È il giorno di “Calibro 9”: l’omaggio di D’Angelo al grande cinema noir
foto da Quotidiani locali
I critici cinematografici dei Settanta non furono affatto gentili, tutt’altro. Milano calibro 9 di Ferdinando Di Leo è una pellicola noir del 1972 e solamente in seguito divenne un cult. Appena comparve sul grande schermo ricevette parecchi pollici all’ingiù.
Un destino comune a registi e ad attori rivalutati con tutta la calma del mondo (leggi Totò) e senza che gli interessati beneficiassero del successo. Ci interessa questo titolo che ha un legame forte con le mirabolanti invenzioni di Giorgio Scerbanenco, giallista di gran fiuto che si legò a Lignano, già luogo cosiddetto hemingwayano per una visita dello scrittore americano quando solo l’immaginazione poteva proiettarla verso un futuro radioso.
Già. Ebbene, il Premio Scerbanenco è un incontro che lo celebra attraverso scritti contemporanei. Nell’ambito degli eventi domenica 29 ottobre, saranno in programma due proiezioni: alle 17 Calibro 9 (2020) di Toni D’Angelo e, appunto, Milano Calibro 9, il capostipite. In platea siederanno il regista e la sceneggiatrice Francesca Serafini.
Non è un remake, e questo ci è chiaro D’Angelo. Vogliamo definirlo un omaggio a Di Leo con una storia che, in qualche modo, continua?
«Direi che è la definizione corretta. Mai avrei potuto rifarlo, quel film. Certe pellicole non si toccano e basta. A tutt’oggi è un’opera che va protetta per come fu girata e per il cast pazzesco: Moschin, Adorf, Bouchet, Pistilli, Leroy. La voglia di accettare una sfida emerse con una chiacchierata fra me e il produttore Gianluca Curti, figlio di Ermanno che produsse Milano Calibro 9. Curioso, no? Un destino, forse».

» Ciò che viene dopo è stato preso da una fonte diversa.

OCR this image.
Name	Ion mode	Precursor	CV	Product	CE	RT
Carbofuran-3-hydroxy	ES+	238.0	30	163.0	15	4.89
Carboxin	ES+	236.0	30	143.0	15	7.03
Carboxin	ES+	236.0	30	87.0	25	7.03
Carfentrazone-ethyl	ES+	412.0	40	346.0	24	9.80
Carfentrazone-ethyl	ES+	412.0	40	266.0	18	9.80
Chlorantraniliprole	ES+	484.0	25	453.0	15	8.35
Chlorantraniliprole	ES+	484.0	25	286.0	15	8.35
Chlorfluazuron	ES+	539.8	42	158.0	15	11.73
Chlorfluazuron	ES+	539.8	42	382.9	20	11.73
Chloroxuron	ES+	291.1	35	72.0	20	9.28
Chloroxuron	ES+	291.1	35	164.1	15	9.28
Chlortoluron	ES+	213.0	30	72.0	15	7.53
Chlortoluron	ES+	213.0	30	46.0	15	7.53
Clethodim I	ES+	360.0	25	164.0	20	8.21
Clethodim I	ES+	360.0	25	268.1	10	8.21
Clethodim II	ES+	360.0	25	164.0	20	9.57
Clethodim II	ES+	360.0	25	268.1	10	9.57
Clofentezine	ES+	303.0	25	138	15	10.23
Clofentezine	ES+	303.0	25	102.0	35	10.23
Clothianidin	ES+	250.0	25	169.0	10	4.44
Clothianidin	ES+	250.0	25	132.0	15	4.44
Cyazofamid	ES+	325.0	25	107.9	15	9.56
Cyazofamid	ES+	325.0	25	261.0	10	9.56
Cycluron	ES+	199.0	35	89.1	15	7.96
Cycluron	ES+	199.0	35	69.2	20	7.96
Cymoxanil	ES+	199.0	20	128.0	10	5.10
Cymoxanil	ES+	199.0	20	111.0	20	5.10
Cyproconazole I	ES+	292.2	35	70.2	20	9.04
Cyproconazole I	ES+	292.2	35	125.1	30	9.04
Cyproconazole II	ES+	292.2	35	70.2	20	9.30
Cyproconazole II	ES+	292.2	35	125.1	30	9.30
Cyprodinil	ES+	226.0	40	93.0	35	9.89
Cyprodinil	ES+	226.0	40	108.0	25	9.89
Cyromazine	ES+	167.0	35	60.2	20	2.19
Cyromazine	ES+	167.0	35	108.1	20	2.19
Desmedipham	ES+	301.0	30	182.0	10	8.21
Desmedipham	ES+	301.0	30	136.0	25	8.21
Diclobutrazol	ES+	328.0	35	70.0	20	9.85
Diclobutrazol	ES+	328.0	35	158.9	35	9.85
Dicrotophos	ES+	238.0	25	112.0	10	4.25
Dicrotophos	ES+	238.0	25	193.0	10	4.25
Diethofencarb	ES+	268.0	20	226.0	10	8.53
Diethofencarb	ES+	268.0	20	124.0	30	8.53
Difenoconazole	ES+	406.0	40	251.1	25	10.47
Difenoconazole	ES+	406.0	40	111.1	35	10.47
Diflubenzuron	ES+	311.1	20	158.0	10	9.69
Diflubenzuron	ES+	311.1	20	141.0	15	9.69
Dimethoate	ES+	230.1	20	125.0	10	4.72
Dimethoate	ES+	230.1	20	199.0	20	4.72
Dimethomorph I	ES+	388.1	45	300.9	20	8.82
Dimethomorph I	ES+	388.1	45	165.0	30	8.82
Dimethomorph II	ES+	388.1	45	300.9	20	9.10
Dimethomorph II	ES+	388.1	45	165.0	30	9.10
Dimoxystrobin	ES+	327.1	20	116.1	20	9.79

Anche lei, però, si è circondato di interpreti griffati: Bocci, Rappoport, la stessa Bouchet, Placido, Boni, che è il commissario Di Leo. Più chiaro di così!
«Vorrei fosse palese pure l’inchino a uno dei più grandi costruttori di noir: Giorgio Scerbanenco. Non nego di amare questo genere cinematografico, pur avendo iniziato con Una notte, una storia d’amicizia; quindi, col tempo, è salito il desiderio di dare un’accelerata all’azione».
Lei è il figlio di Nino. Che dice suo padre? Guarda i suoi film? La consiglia?
«Con papà c’è una bellissima intesa. Lui è il primo a leggere i soggetti e a consigliarmi. Inizialmente avrei voluto seguirlo nella musica. In realtà suono, anche se sono un autodidatta. Studiando al Dams di Bologna, però, cominciai a innamorarmi del cinema».
Facendo due calcoli era all’incirca il Duemila: che cinematografo amavate voi studenti di quegli anni?
«Andavano forte Ciprì e Maresco, erano trasgressivi e diversi dal gruppo dei cineasti, per quello mi e ci piacevano parecchio. Frequentavamo una sala che poi adesso è la sede della Cineteca. Allora la “visita” era giornaliera, d’altronde se non ci ingozzavamo di celluloide noi che avremmo fatto il cinema, chi sennò? Poi i Dardenne, i fratelli francesi. Proprio nel 1999 vinsero Cannes con Rosetta e divennero subito una nostra preda».
Ha idee per un nuovo lavoro?
«Appena finito di scriverlo».
La gente ha perso la voglia di grande schermo secondo lei?
«La pandemia ci ha abituati al divano. E ci siamo impigriti. Di solito i cicli poi finiscono e si ricomincia».
Però i grandi incassi sono rarissimi.
«Qualche americano, ovvio. Un tempo Leonardo Pieraccioni divenne un re, negli ultimi anni lo scettro passò a Checco Zalone, ma sono episodi sporadici. È sparito pure il film di Natale, se ne è accorto? C’è confusione fra piattaforme e sale: si ricorda l’ultimo Sorrentino? Pochi giorni nei cinema e ce lo ritrovammo a casa. Una discreta macedonia».